Physical Demand Increases for Gold & Silver:
Higher Gold & Silver Prices will require broader participation by the world’s two biggest Gold buyers -China and India. New demand drivers that are likely to develop in the period ahead include renewed jewelry and investment demand in both China and India along with what, in my view, could be the biggest price driver of all: a tumbling US dollar should the U.S. “fiscal cliff” fail to be resolved in a way that bolsters confidence in the currency as detailed here back in July. Last week, the International Monetary Fund reported that Turkey added 45 tonnes to its reserves in July, Russia added almost 19 tonnes, South Korea increased its tiny gold reserves by almost one-third with an addition of 16 tonnes, and Paraguay went from, basically, zero to over 8 tonnes. Emerging market central banks have added more than 250 tonnes to their gold reserves in 2012, and expectations are that last year’s multi-decade high of almost 450 tonnes will be exceeded.

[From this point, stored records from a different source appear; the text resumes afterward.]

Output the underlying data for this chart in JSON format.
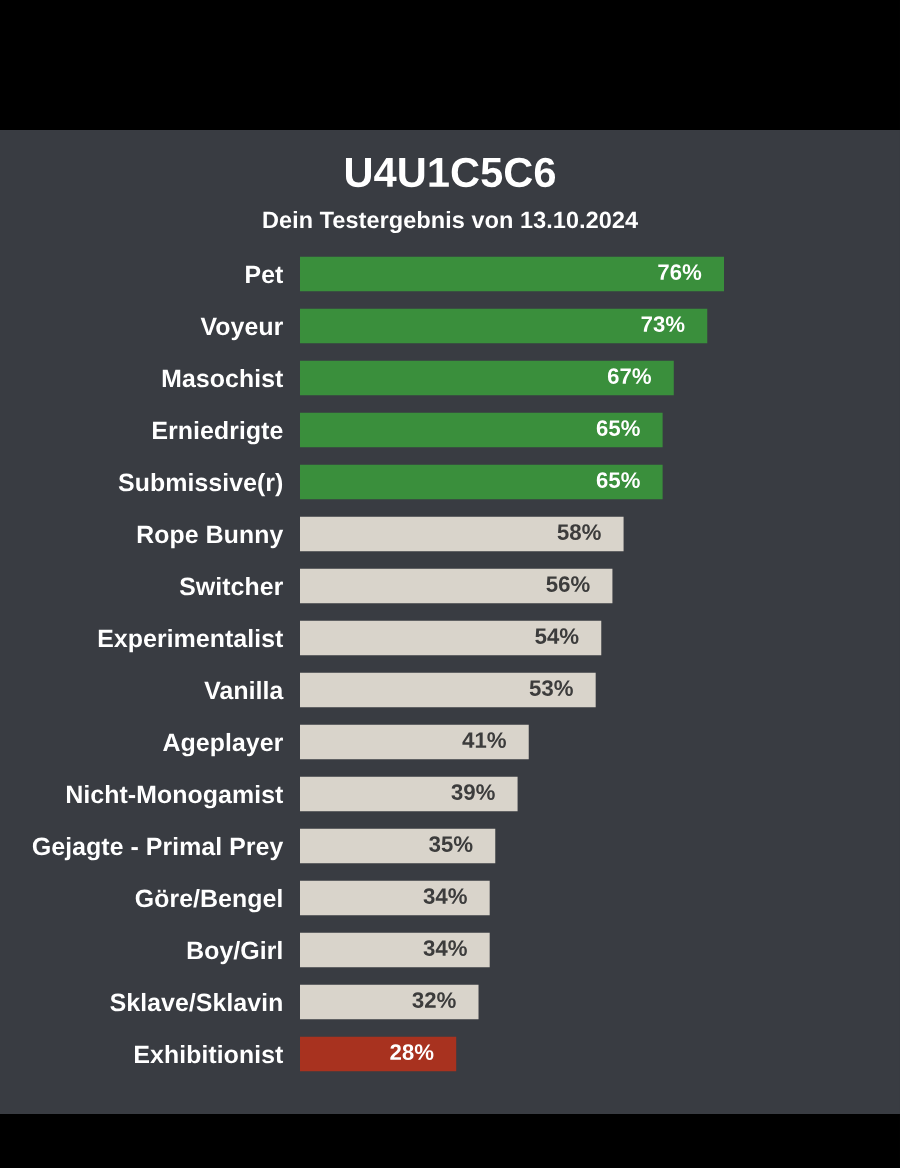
{
  "chart_data": {
    "type": "bar",
    "orientation": "horizontal",
    "title": "U4U1C5C6",
    "subtitle": "Dein Testergebnis von 13.10.2024",
    "categories": [
      "Pet",
      "Voyeur",
      "Masochist",
      "Erniedrigte",
      "Submissive(r)",
      "Rope Bunny",
      "Switcher",
      "Experimentalist",
      "Vanilla",
      "Ageplayer",
      "Nicht-Monogamist",
      "Gejagte - Primal Prey",
      "Göre/Bengel",
      "Boy/Girl",
      "Sklave/Sklavin",
      "Exhibitionist"
    ],
    "values": [
      76,
      73,
      67,
      65,
      65,
      58,
      56,
      54,
      53,
      41,
      39,
      35,
      34,
      34,
      32,
      28
    ],
    "colors": [
      "#3a8f3c",
      "#3a8f3c",
      "#3a8f3c",
      "#3a8f3c",
      "#3a8f3c",
      "#d9d4cb",
      "#d9d4cb",
      "#d9d4cb",
      "#d9d4cb",
      "#d9d4cb",
      "#d9d4cb",
      "#d9d4cb",
      "#d9d4cb",
      "#d9d4cb",
      "#d9d4cb",
      "#a8321f"
    ],
    "value_labels": [
      "76%",
      "73%",
      "67%",
      "65%",
      "65%",
      "58%",
      "56%",
      "54%",
      "53%",
      "41%",
      "39%",
      "35%",
      "34%",
      "34%",
      "32%",
      "28%"
    ],
    "grid": false,
    "legend": false
  }
}
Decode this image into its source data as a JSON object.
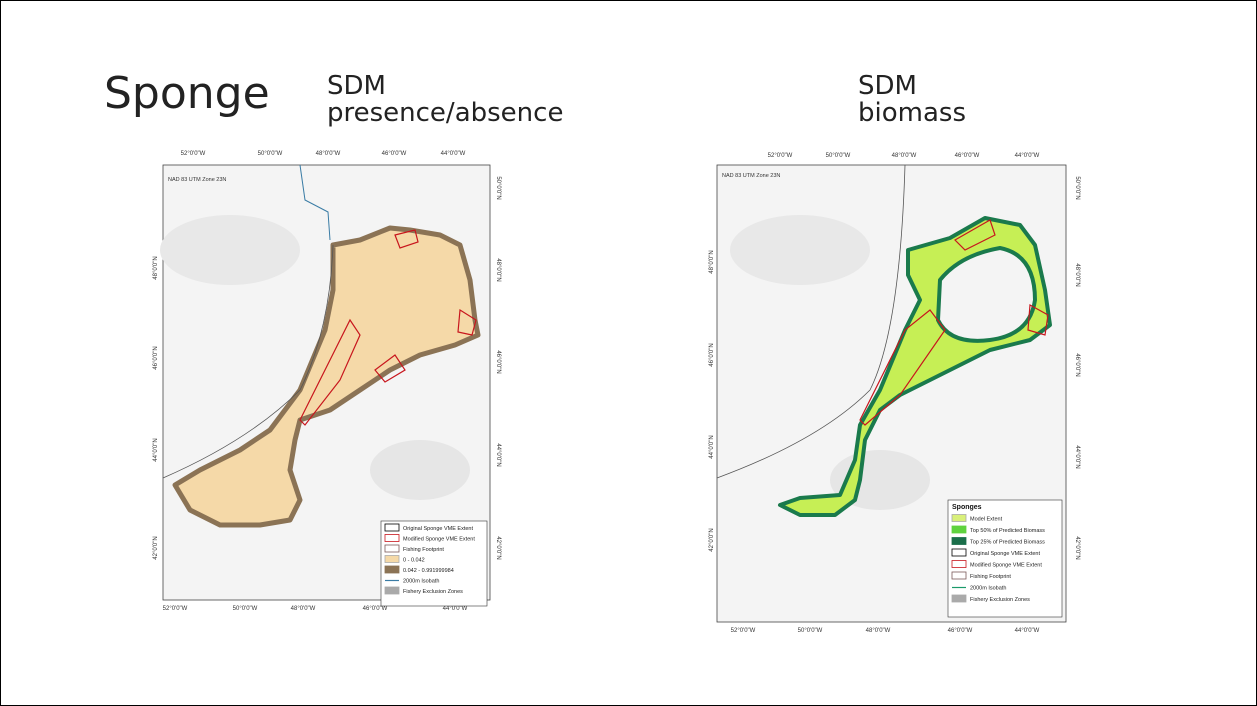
{
  "title": "Sponge",
  "maps": [
    {
      "subtitle": [
        "SDM",
        "presence/absence"
      ],
      "projection": "NAD 83 UTM Zone 23N",
      "top_labels": [
        "52°0'0\"W",
        "50°0'0\"W",
        "48°0'0\"W",
        "46°0'0\"W",
        "44°0'0\"W"
      ],
      "bottom_labels": [
        "52°0'0\"W",
        "50°0'0\"W",
        "48°0'0\"W",
        "46°0'0\"W",
        "44°0'0\"W"
      ],
      "left_labels": [
        "48°0'0\"N",
        "46°0'0\"N",
        "44°0'0\"N",
        "42°0'0\"N"
      ],
      "right_labels": [
        "50°0'0\"N",
        "48°0'0\"N",
        "46°0'0\"N",
        "44°0'0\"N",
        "42°0'0\"N"
      ],
      "legend": {
        "items": [
          "Original Sponge VME Extent",
          "Modified Sponge VME Extent",
          "Fishing Footprint",
          "0 - 0.042",
          "0.042 - 0.991999984",
          "2000m Isobath",
          "Fishery Exclusion Zones"
        ]
      }
    },
    {
      "subtitle": [
        "SDM",
        "biomass"
      ],
      "projection": "NAD 83 UTM Zone 23N",
      "top_labels": [
        "52°0'0\"W",
        "50°0'0\"W",
        "48°0'0\"W",
        "46°0'0\"W",
        "44°0'0\"W"
      ],
      "bottom_labels": [
        "52°0'0\"W",
        "50°0'0\"W",
        "48°0'0\"W",
        "46°0'0\"W",
        "44°0'0\"W"
      ],
      "left_labels": [
        "48°0'0\"N",
        "46°0'0\"N",
        "44°0'0\"N",
        "42°0'0\"N"
      ],
      "right_labels": [
        "50°0'0\"N",
        "48°0'0\"N",
        "46°0'0\"N",
        "44°0'0\"N",
        "42°0'0\"N"
      ],
      "legend": {
        "title": "Sponges",
        "items": [
          "Model Extent",
          "Top 50% of Predicted Biomass",
          "Top 25% of Predicted Biomass",
          "Original Sponge VME Extent",
          "Modified Sponge VME Extent",
          "Fishing Footprint",
          "2000m Isobath",
          "Fishery Exclusion Zones"
        ]
      }
    }
  ]
}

Gold Price Rise in India remains Limited:
Comex Gold Futures for December delivery shot up to $1794.4 yesterday but MCX Gold December Futures saw sharp falls to Rs. 31,331 on the back of a sharply rising INR – Indian Rupee, as repeatedly alerted several times earlier. MCX Gold December Futures have dipped from a high of Rs. 32,783 in September to Rs. 31,331 yesterday, a fall of Rs. 1,452 or equivalent to a fall of around $140. Comex Gold Futures will continue rising on the back of a weakening US Dollar but at the same time in India, MCX Gold will remain weak on the back of a rising INR against the falling US Dollar. Physical Gold demand in India is expected to rise on the combination of falling Gold Prices in India & the incoming festive months where buying & gifting Gold Bullion or jewelry is considered auspicious.
Highest Rise in Gold ETF Holdings:
Investments in commodity markets saw a total net inflow of $5.3 billion across all sectors in August, with more than 80% of that money going into Gold ETF holdings. Energy saw $600 million in inflows, agricultural saw $300 million and base metals received $200 million. Assets under management rose by almost $7 billion and are at $143 billion, the highest since February. Worldwide Gold-backed ETF holdings rose to a record 2,500+ tonnes, most of this owned by the popular SPDR Gold Shares ETF (GLD) that is now worth an astonishing $75+ billion. Though there were outflows of 120 tonnes on Friday, late-summer additions of more than 350 tonnes to the iShares Silver Trust (SLV) and a rising silver price combined to push this ETF’s holdings to over $11 billion. Investment banks have become more bullish on gold and silver in recent weeks, with Barclays Capital raising its fourth quarter gold forecast to $1,810 an ounce, Deutsche Bank putting the price at $2,200 next year, Citibank saying it could go as high as $2,500 in six months, Bank of America laying out its case for a $3,000 gold price just last week, and Sharps Pixley Chief Ross Norman saying the price could go as high as $4,000 based on an expanding Fed balance sheet.